タントラをスートラから区別する特徴には多くのものがありますが、智慧と方便の分かちがたい統合は、タントラの重要な特徴の一つです。

新訳派のタントラによれば、無上瑜伽タントラは、父タントラ、母タントラ、不二タントラに区別されます。これらの区別は、それぞれのタントラがどんな主題を強調しているかによって決められます。

父タントラにおいては微細なエネルギーの瑜伽によって、母タントラにおいてはティクレの瑜伽によって、捉えられるとされます。

今まで混乱していたこれらの違いが、すっきり整理されてとてもよくわかった。

瑜伽行者ミラレパは、晩年はずいぶんと長い間、山庵にこもって孤独な隠棲修行をしていましたから、そのときは彼の師であったマルパから助言をもらうことができませんでした。ですから、彼は自分自身で自らの体験や実践の進み具合を評価しなければなりませんでした。この質問は、仏教の包括的なアプローチ、つまり仏教の教理と実践を広い視野から見ることができる目を養うためには、最初の段階では、仏教の全体像についての研究と学習に一定期間十時しなければならないという問題を提起します。それは、正しい設計図を描き、将来の目標に向けて現実的なプランを練るのと似ています。

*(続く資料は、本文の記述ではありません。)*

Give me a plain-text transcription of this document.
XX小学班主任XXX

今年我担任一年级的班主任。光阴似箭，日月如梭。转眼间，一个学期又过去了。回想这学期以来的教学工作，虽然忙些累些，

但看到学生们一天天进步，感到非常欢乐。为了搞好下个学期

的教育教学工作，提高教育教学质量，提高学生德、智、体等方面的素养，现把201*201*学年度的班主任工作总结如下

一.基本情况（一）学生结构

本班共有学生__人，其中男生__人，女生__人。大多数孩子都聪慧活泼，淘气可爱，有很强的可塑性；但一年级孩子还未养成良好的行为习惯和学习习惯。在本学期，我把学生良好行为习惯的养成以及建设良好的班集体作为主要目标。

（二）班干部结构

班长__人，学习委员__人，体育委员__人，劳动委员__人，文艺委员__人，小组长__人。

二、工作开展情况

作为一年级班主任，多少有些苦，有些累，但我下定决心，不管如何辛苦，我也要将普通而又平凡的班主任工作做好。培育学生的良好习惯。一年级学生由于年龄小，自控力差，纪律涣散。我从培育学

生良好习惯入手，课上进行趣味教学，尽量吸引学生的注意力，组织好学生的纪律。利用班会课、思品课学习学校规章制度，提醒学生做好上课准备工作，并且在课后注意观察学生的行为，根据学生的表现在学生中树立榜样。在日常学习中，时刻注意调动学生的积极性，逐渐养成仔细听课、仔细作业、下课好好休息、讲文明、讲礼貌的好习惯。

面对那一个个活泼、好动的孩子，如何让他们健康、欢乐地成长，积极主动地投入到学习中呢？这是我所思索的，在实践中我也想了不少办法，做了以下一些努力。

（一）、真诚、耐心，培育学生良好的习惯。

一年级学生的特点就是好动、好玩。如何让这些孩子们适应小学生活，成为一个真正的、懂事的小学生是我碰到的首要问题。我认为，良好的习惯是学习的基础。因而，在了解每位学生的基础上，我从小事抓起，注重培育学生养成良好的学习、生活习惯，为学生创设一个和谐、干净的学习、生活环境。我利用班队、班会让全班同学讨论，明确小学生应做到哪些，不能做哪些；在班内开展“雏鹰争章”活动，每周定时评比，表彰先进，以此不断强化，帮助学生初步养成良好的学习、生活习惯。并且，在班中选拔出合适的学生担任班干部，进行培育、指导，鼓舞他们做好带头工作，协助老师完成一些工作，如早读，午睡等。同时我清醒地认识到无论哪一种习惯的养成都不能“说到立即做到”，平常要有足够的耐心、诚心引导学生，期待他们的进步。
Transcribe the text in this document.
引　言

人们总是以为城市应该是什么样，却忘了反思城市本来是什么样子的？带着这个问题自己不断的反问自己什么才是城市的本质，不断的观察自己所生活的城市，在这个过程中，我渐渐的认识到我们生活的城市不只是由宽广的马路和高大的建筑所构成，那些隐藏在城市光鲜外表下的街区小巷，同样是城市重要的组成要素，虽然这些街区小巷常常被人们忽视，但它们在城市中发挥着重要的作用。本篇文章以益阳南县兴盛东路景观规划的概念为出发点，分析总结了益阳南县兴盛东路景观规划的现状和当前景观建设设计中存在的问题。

メンターと離れて生きる今の自分がまさにこの状態なのだろうと思う。
自分のことを評価するためには、やみくもに実践に入るよりも、まずはベーシックな知識が大切。
お勉強も間違ってはいないのだ。

一般にゾクチェンでは、真の実践者になるためには、ゾクチェンの実践に集中的に取り組むよりも前に、出合うべきいくつかの必要条件があります。これらの必要条件には、無上瑜伽タントラに説かれる諸尊の灌頂を完全に授与されていることや、ゾクチェンの共通の加行、特別な加行の両方をすでに実践していることなどが含まれます。

ゾクチェンでは、「ングンド」と呼ばれる準備行がとても重視されています。ゾクチェンにおける準備行、すなわち共通の「ングンド」には、帰依、菩提発心、金剛薩埵の瞑想、読誦、マンダラの供養、転移(ポワ)、グル・ヨーガなどがあります。加行の全容については、パトゥル・リンポチェが著した「クンサンラマの教え」の中に、きわめて系統だった詳細な説明があります。

基本が大切だという話。
そしてその基本は何をすべきかも明確に説かれている。

慈悲という言葉を、私たちはしばしば、単なる同情心であると勘違いしています。慈悲というのは、もっと大きなものです。それは単なる親愛の感情ではなく、ある種の責任感を伴うものです。

寛容や忍耐はしばしば、弱さの印と見なされることがあります。しかし実際には、理性と信念を貫いている人ほど簡単に怒ることはなく、むしろ理性を欠いていて、自分に自信がない人ほど簡単に怒りの犠牲になってしまうものです。

怒らないことを、怒れないことと勘違いする人がいるけれど、そんな人のいうことを聞く必要はないのだ。